В понедельник я весь день усердно занимался, как прилежнейший студент. Даже не забегал перекусить. Но одна мысль не выходила из головы: впервые в моей вольной жизни я натолкнулся на поползновения со стороны существа одного со мной пола. Меня тянули в бездну гомосексуализма.

В Жакмеле, во времена моего детства, я был вполне доброжелателен к одной парочке: уважаемый господин Поль и его дружок Ти-Джордж. В этом маленьком городе их почти официально признавали за супружескую пару. Никто, даже моя бабушка с ее высокими и жесткими принципами, не удивлялся, видя, как они рядышком сидят в церкви и перебирают четки или в святую неделю помогают двумя своими сопрано песнопению отца Наэло.

В ателье моего дяди Титона портные, которые всегда любезничали с хорошенькими посетительницами или просто обменивались игривыми репликами с проходящими по тротуару девушками, в таком же духе встречали и господина Поля с его любовником Ти-Джорджем. Не раз я бывал слушателем их шуток и прибауток.

— Милый Поль, — говорил закройщик Того, — из тебя слова не вытянешь. Как ты провел субботу? — Тот молчал, разглядывая собственные ногти, слегка наманикюренные. Закройщик не унимался: — Ну же, Поль! Без твоего щебетанья как-то неуютно на улице. Скажи что-нибудь, даже соври, и то будет лучше твоего гробового молчания!

Поль продолжал разглядывать все десять своих лакированных пальчиков с улыбкой Джоконды на губах, тоже слегка напомаженных.

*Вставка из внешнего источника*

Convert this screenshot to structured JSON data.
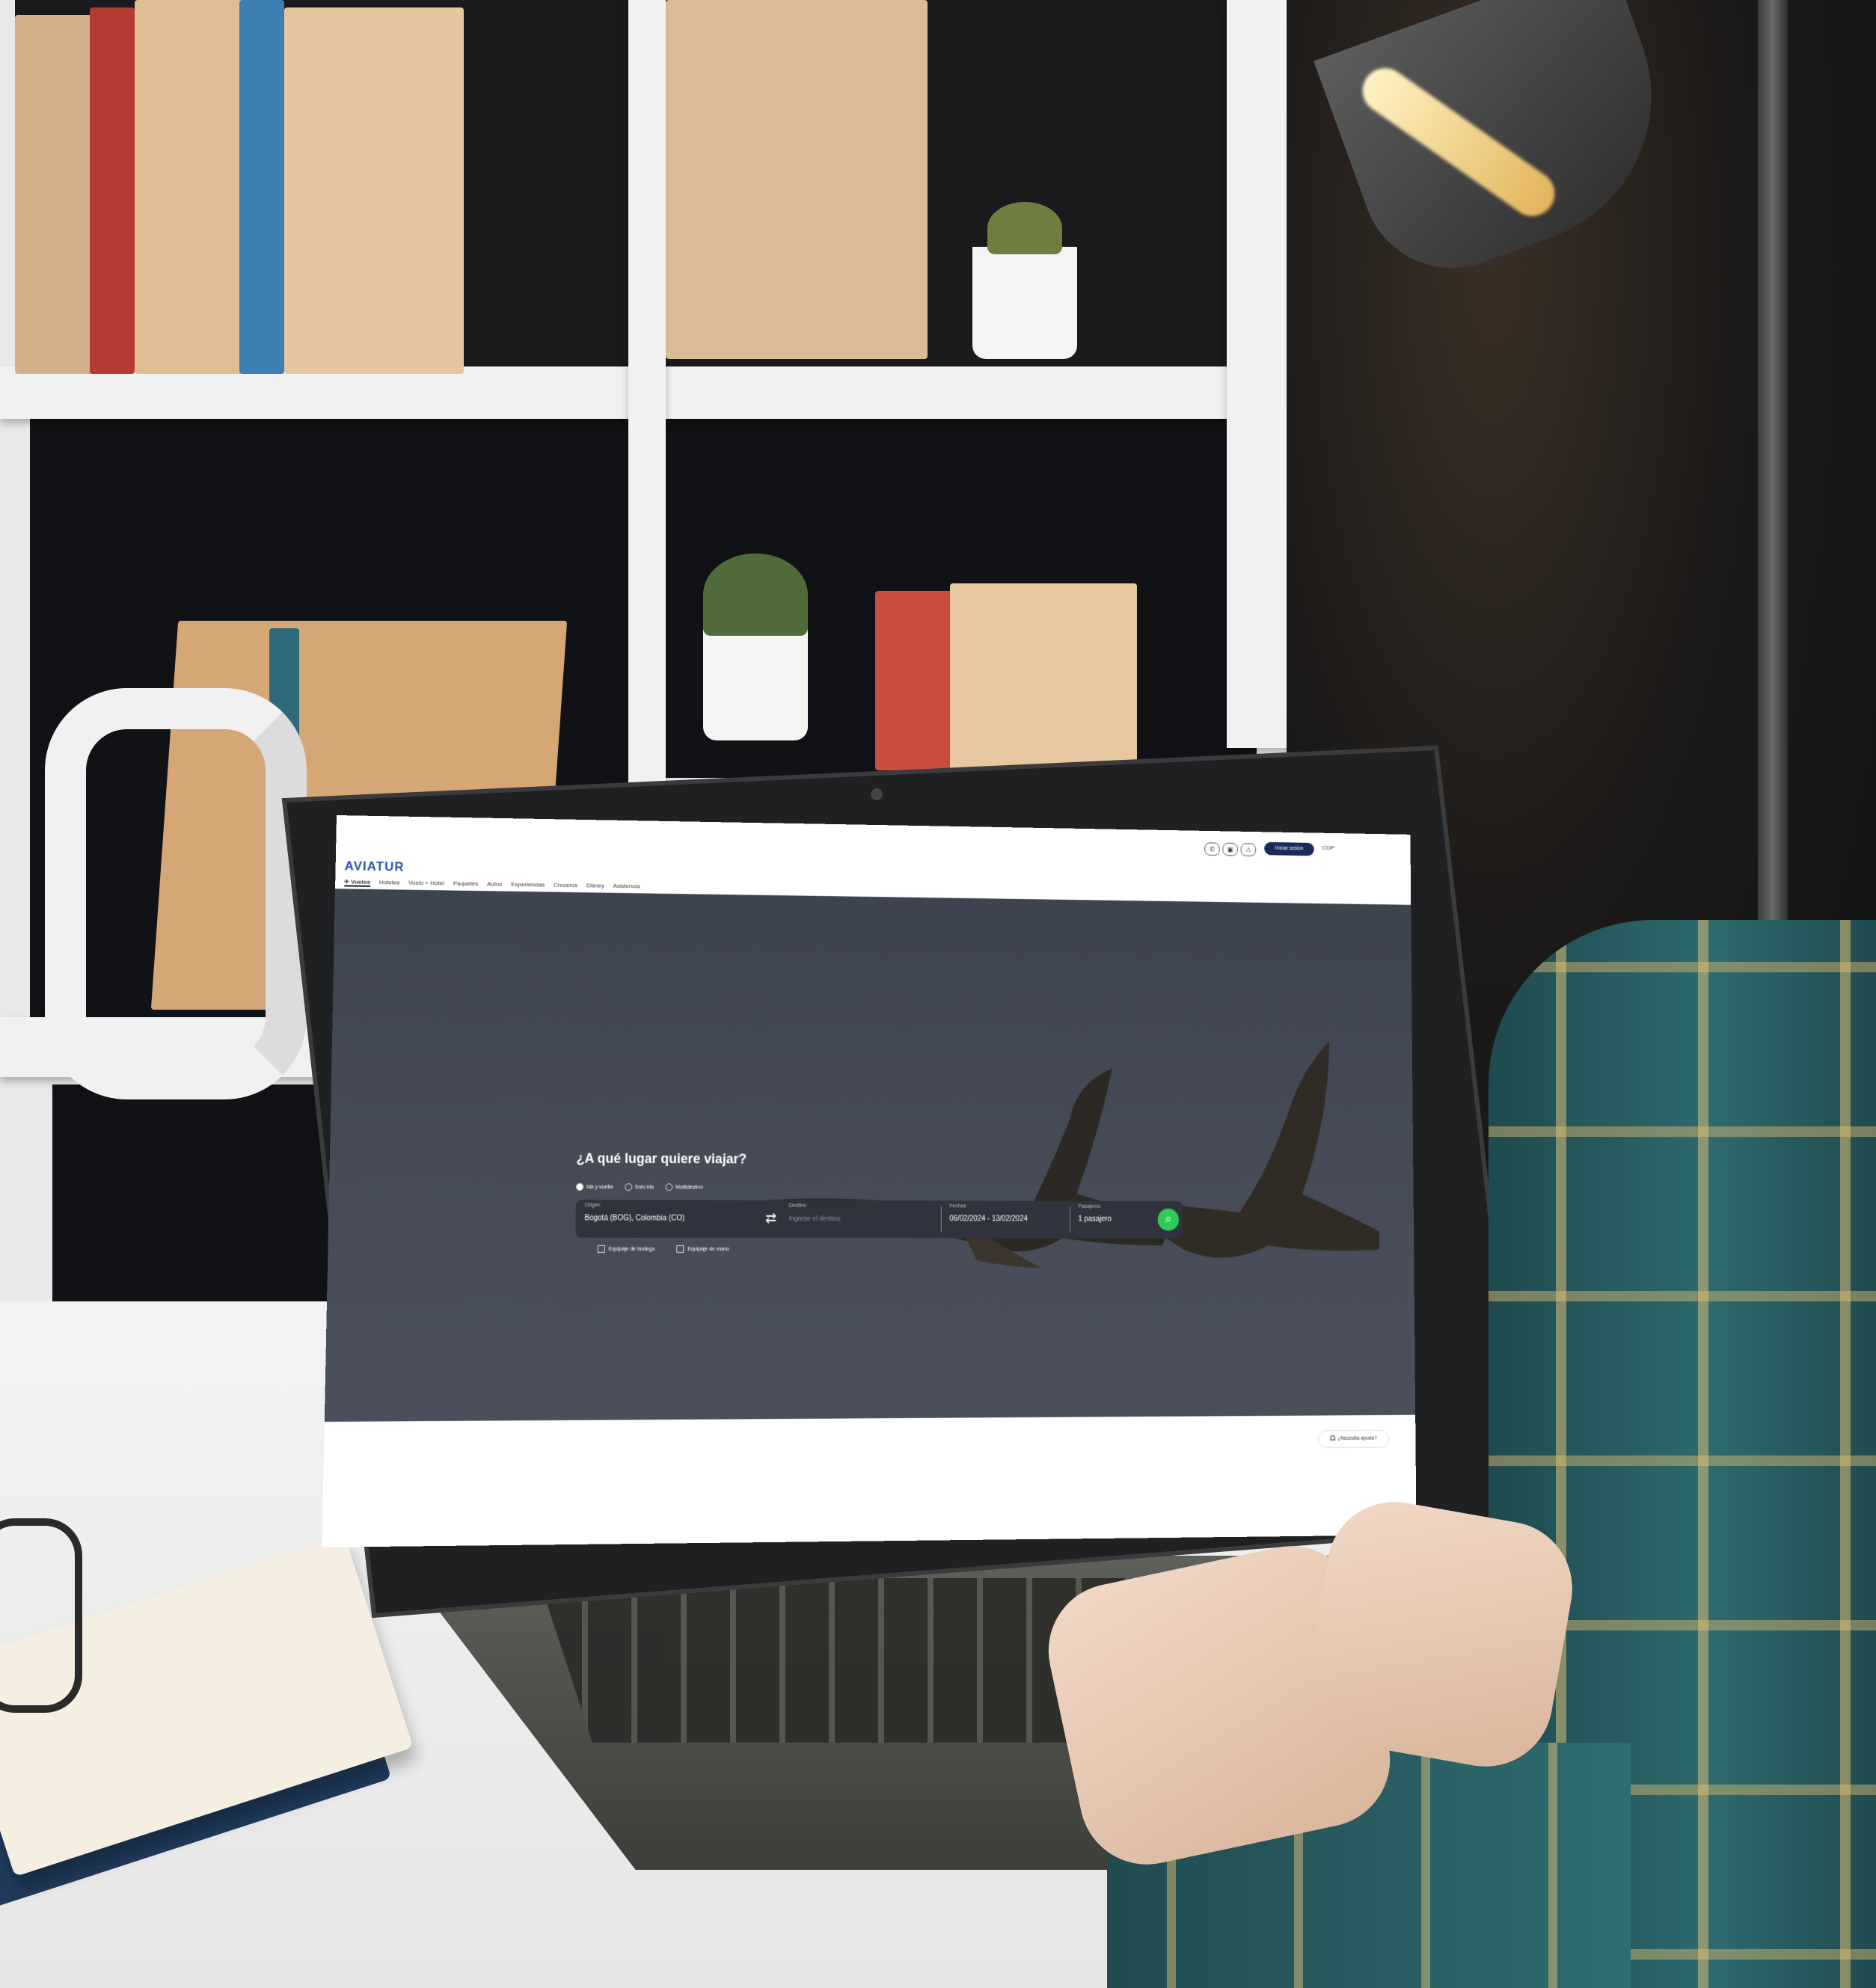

Другой портной — кажется, его звали Мустоном Дакостой, и он тоже не отличался говорливостью, — не выдерживал и, в свою очередь, принимался терзать другого напарника по любви:

— Ти-Джордж, раскрой секрет, что стряслось с твоей Полеттой?

— Раз в месяц он всегда такой, тише камня в сахарской пустыне, — отвечал тот. Потом сам же обращался к своей «подружке»:

— Попо, дорогая, что тебя печалит?

— Да я на всех на них клал и буду класть! — взрывался Попо.

— Да что с тобой в конце концов? — вступал в разговор Ти-Жером Моро. — Сильно задолжал кому-нибудь?

— Головка болит? До мозоли ножки натерла? Говори же, дитя борделя! — присоединялся к общему концерту Милор Лафалез.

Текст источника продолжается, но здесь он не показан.